Shor’s money was probably also behind President Sandu’s failure to secure an absolute majority of the votes in the first round of the presidential election, which was held at the same time as the Oct 20 referendum.
That forced her into the second presidential electoral round on Nov 3, when Russia went to even more extraordinary lengths to secure her defeat.
Moldova’s key foreign currency earner is remittances from its citizens, with up to 30 per cent of the population working overseas.
The Russian authorities ensured that those Moldovans working in Russia would cast their ballots against Ms Sandu.
Video clips circulating on social media showed Moldovan citizens being led to vote at Moldovan embassies and consulates in Russia and Belarus – Russia’s closest ally – in organised columns.
Because Moldova’s voting stations in Russia were few and far between, the Russians also organised flights for expatriate Moldovans to vote in other places, such as Istanbul in Turkey.

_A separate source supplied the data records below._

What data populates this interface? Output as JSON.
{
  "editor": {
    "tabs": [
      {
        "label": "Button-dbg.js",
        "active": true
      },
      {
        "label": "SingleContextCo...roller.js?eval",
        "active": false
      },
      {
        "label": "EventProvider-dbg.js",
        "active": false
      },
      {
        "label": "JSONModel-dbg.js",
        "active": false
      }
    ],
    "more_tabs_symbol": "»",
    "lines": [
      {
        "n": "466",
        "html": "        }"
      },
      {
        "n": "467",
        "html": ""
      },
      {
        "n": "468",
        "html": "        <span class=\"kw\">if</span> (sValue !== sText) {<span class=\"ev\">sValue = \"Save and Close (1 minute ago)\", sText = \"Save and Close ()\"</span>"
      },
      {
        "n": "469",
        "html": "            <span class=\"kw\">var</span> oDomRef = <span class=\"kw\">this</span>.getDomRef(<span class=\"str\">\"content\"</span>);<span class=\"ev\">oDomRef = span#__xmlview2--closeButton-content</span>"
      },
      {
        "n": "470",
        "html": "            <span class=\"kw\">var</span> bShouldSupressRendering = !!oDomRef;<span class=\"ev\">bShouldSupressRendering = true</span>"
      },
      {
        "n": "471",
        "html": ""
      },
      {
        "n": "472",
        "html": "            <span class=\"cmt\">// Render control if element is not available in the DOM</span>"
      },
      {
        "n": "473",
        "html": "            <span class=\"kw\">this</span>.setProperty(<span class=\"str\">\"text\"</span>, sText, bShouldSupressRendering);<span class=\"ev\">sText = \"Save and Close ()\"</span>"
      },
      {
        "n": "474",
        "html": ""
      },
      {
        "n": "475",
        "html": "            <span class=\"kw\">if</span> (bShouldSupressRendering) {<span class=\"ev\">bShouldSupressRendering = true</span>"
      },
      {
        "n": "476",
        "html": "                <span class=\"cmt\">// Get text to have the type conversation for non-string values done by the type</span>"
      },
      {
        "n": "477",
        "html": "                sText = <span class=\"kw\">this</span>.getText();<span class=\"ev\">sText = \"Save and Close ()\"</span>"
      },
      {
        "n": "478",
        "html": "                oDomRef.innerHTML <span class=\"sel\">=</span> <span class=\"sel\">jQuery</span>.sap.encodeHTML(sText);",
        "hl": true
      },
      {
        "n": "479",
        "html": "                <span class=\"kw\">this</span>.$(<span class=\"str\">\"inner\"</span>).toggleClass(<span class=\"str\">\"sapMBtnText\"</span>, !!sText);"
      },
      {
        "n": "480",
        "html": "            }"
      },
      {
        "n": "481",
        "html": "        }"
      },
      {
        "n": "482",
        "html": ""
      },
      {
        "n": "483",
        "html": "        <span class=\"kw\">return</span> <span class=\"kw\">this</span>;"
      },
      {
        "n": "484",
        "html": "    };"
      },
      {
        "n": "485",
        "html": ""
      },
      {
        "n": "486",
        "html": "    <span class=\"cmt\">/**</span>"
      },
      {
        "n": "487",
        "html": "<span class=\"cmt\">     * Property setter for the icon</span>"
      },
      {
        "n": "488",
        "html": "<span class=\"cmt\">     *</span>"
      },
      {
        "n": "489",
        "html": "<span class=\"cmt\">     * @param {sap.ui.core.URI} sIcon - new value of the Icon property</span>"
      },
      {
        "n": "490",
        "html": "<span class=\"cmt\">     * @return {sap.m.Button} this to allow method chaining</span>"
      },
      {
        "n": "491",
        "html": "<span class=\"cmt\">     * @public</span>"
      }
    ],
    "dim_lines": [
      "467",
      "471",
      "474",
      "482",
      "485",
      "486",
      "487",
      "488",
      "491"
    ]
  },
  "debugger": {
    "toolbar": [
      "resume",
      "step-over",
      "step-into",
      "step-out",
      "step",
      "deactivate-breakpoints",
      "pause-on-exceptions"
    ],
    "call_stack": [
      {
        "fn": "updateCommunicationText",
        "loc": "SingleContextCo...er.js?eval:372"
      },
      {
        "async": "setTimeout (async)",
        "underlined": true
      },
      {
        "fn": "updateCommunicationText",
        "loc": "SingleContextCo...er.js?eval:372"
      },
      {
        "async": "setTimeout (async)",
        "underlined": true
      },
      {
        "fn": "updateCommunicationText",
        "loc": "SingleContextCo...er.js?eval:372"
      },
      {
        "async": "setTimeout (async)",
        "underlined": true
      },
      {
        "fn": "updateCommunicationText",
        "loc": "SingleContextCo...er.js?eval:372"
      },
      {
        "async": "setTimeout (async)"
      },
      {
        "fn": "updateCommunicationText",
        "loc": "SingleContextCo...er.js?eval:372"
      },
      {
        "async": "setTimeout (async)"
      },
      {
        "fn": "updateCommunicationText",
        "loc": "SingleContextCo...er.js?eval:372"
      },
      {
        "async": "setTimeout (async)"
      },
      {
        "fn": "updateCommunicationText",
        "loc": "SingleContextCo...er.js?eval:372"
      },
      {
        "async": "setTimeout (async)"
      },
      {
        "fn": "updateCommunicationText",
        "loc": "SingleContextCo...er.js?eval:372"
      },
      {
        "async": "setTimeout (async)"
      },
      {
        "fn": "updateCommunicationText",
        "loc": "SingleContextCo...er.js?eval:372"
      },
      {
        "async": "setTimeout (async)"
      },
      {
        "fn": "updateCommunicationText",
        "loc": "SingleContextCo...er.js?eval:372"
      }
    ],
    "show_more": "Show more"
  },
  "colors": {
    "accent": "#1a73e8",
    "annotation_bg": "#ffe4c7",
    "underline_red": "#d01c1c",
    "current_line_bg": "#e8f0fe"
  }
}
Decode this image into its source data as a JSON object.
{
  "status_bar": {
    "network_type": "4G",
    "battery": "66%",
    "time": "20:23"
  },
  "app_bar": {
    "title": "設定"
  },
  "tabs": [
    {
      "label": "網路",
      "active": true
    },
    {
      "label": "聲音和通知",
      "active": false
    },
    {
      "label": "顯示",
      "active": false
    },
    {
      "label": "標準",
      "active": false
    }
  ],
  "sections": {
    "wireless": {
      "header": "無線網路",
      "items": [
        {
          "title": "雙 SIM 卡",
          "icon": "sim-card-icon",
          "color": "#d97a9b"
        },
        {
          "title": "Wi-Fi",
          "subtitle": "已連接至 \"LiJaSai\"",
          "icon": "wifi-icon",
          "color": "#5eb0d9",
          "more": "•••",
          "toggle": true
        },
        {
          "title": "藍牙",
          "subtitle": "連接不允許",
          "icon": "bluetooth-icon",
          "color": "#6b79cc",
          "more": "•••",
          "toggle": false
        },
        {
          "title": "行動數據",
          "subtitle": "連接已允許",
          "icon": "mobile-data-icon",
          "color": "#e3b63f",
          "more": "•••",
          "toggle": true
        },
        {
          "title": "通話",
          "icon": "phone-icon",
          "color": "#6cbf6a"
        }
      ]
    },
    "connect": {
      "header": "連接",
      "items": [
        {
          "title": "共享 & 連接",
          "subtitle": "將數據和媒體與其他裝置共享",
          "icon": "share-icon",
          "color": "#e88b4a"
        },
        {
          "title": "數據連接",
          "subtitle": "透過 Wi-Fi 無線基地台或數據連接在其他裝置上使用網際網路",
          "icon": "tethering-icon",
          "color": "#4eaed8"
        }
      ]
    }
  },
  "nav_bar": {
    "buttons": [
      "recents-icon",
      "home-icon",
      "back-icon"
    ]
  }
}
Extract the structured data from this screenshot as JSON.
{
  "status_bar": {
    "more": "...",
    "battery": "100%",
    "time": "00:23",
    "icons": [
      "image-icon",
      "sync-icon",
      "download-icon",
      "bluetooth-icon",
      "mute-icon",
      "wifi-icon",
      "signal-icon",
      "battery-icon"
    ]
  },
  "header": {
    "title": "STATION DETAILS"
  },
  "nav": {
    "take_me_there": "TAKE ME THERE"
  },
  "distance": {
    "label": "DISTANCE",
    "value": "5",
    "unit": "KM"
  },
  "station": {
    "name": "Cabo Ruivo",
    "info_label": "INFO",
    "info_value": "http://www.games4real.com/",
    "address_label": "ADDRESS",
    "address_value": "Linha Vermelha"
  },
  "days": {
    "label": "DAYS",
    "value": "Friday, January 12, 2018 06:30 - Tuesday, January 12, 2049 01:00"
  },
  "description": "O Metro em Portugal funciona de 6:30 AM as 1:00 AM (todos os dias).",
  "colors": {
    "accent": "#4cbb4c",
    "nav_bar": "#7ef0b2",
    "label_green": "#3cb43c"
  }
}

Moldovans working in the EU – most of whom support Ms Sandu – were subjected to separate intimidation efforts, such as fake videos claiming to show Ms Sandu is mentally ill, or personalised threats delivered through text messages on mobile phones.
Several bomb scares temporarily closed voting stations in Germany and neighbouring Romania, where most overseas Moldovans reside. The objective of this exercise was to restrict the number of diaspora Moldovans able to vote, in the sure knowledge that this could hurt Ms Sandu’s re-election prospects.
Russia’s efforts to skew the electoral results ultimately failed, but only just. Ms Sandu prevailed solely because of the votes cast for her by the Moldovan diaspora; if the decision were left only to those living inside Moldova, a pro-Russian would now be the country’s new president – precisely what Moscow wanted.
In Georgia, whose territory Russian troops invaded in 2008 to retain influence over the country, similar recent Russian electoral interference efforts were crowned with much greater success.
The Georgian Dream party, created and bankrolled by Mr Bidzina Ivanishvili, another wealthy individual who made his money in Russia and often echoes pro-Russian narratives, claims to have won 54 per cent of the country’s ballots in parliamentary elections held on Oct 26.
International observers and Ms Salome Zourabichvili, the pro-Western president of Georgia, charge that the elections were marred by episodes of vote-buying and ballot-box stuffing, as well as intimidation and pressure on voters, conducted mainly at Russia’s behest.
These allegations are not as well documented as Russia’s actions in Moldova. Yet, there is no doubt that the victory of the Georgian Dream party represents a dream come true for Russia.
Nor is there much doubt that the Russian authorities will continue to devote generous financial and political resources to influence future elections in their neighbourhood.
“Europe should expect more and more overt forms of electoral interference. These will become the standard and more aggressive method of operation for Russia,” claims Ms Oana Popescu-Zamfir, a prominent European expert on Russian disinformation strategies.
“Most electoral manipulation efforts will occur well before voting day. And most will take place outside the targeted country,” warns the director and founder of foreign policy and security think-tank GlobalFocus Centre.